In this talk we will give an introduction to computational graph theory and the design of generation algorithms in particular. We will also give concrete examples of how these generation algorithms have helped to gain new insights and solve problems in mathematics and in chemistry.
Jan Goedgebeur is an assistant professor in the Department of Computer Science at KU Leuven. He obtained his PhD in Computer Science at Ghent University and was a postdoc at Ghent University and Université de Mons and also spent some time at the Australian National University.
His research is in algorithmic and computational graph theory. His main research interest is the design and efficient implementation of algorithms to solve problems from graph theory and related areas which are too complex to handle by hand.

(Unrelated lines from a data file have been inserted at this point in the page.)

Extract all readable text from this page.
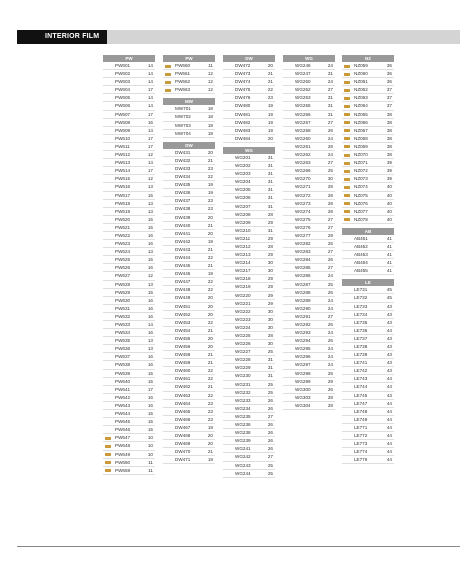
INTERIOR FILM
PW
PW601	14
PW602	14
PW603	14
PW604	17
PW605	14
PW606	14
PW607	17
PW608	16
PW609	14
PW610	17
PW611	17
PW612	12
PW613	14
PW614	17
PW615	12
PW616	13
PW617	15
PW618	13
PW619	13
PW620	15
PW621	15
PW622	16
PW623	16
PW624	13
PW625	15
PW626	16
PW627	12
PW628	13
PW629	15
PW630	16
PW631	16
PW632	16
PW633	14
PW634	16
PW635	13
PW636	13
PW637	16
PW638	16
PW639	15
PW640	15
PW641	17
PW642	16
PW643	16
PW644	15
PW645	15
PW646	15
PW647	10
PW648	10
PW649	10
PW650	11
PW659	11
PW
PW660	11
PW661	12
PW662	12
PW663	12
MW
MW701	18
MW702	18
MW703	18
MW704	18
DW
DW431	20
DW432	21
DW433	23
DW434	22
DW435	19
DW436	19
DW437	23
DW438	23
DW439	20
DW440	21
DW441	20
DW442	19
DW443	21
DW444	22
DW445	21
DW446	19
DW447	22
DW448	22
DW449	20
DW451	20
DW452	20
DW453	22
DW454	21
DW455	20
DW456	20
DW458	21
DW459	21
DW460	22
DW461	22
DW462	21
DW463	22
DW464	23
DW465	23
DW466	23
DW467	19
DW468	20
DW469	20
DW470	21
DW471	19
DW
DW472	20
DW473	21
DW474	21
DW475	22
DW476	23
DW480	19
DW481	19
DW482	19
DW483	19
DW484	20
WG
WG201	31
WG202	31
WG203	31
WG204	31
WG205	31
WG206	31
WG207	31
WG208	28
WG209	29
WG210	31
WG211	29
WG212	28
WG213	29
WG214	30
WG217	30
WG218	29
WG219	29
WG220	29
WG221	29
WG222	30
WG223	30
WG224	30
WG225	28
WG226	30
WG227	25
WG228	31
WG229	31
WG230	31
WG231	25
WG232	25
WG233	26
WG234	26
WG235	27
WG236	26
WG238	26
WG239	26
WG241	26
WG242	27
WG243	25
WG244	25
WG
WG246	24
WG247	31
WG250	24
WG252	27
WG253	31
WG255	31
WG256	31
WG257	27
WG258	26
WG260	24
WG261	28
WG262	24
WG263	27
WG266	25
WG270	30
WG271	28
WG272	28
WG273	28
WG274	28
WG275	27
WG276	27
WG277	29
WG282	25
WG283	27
WG284	26
WG285	27
WG286	24
WG287	25
WG288	26
WG289	24
WG290	24
WG291	27
WG292	26
WG293	24
WG294	26
WG295	24
WG296	24
WG297	24
WG298	25
WG299	29
WG300	26
WG303	28
WG304	28
NZ
NZ059	36
NZ060	36
NZ061	36
NZ062	37
NZ063	37
NZ064	37
NZ065	38
NZ066	38
NZ067	38
NZ068	38
NZ069	38
NZ070	38
NZ071	39
NZ072	39
NZ073	39
NZ074	40
NZ075	40
NZ076	40
NZ077	40
NZ078	40
AB
AB451	41
AB452	41
AB453	41
AB454	41
AB455	41
LE
LE731	45
LE732	45
LE733	43
LE734	43
LE735	43
LE736	44
LE737	43
LE738	43
LE739	43
LE741	43
LE742	43
LE743	44
LE744	44
LE745	43
LE747	44
LE748	44
LE749	44
LE771	44
LE772	44
LE773	44
LE774	44
LE776	44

Andrej Lúčny (Comenius University, Bratislava, Slovakia): Towards one-shot Learning via Attention
Though the deep neural networks enabled us to create systems that would be incredible ten years ago, still most of them learn gradually and offline. We introduce an approach to how to overcome this limitation. We have implemented it by the well-known attention mechanism that transforms one latent space into another using a list of key-value pairs defining the correspondence between points in the two spaces. We can express any point in the first space as a mixture of keys and map it to a point in the second space that is an analogical mixture of values. While encoders and decoders of the two spaces we train only gradually, the keys and values of the transformation we can extend online so that we constantly only improve the mapping quality, achieving the perfect mapping of the current situation immediately. We demonstrate our approach to the simplified imitation task in the human-robot interaction, mapping the representations of the seen body and the robot's body.
Andrej Lucny has obtained his Ph.D. degree from the Department of Applied informatics of the Faculty of Mathematics, Physics, and Informatics at the Comenius University in Bratislava. He deals with architectures for integrating artificial intelligence methods in robotics and computer vision domains.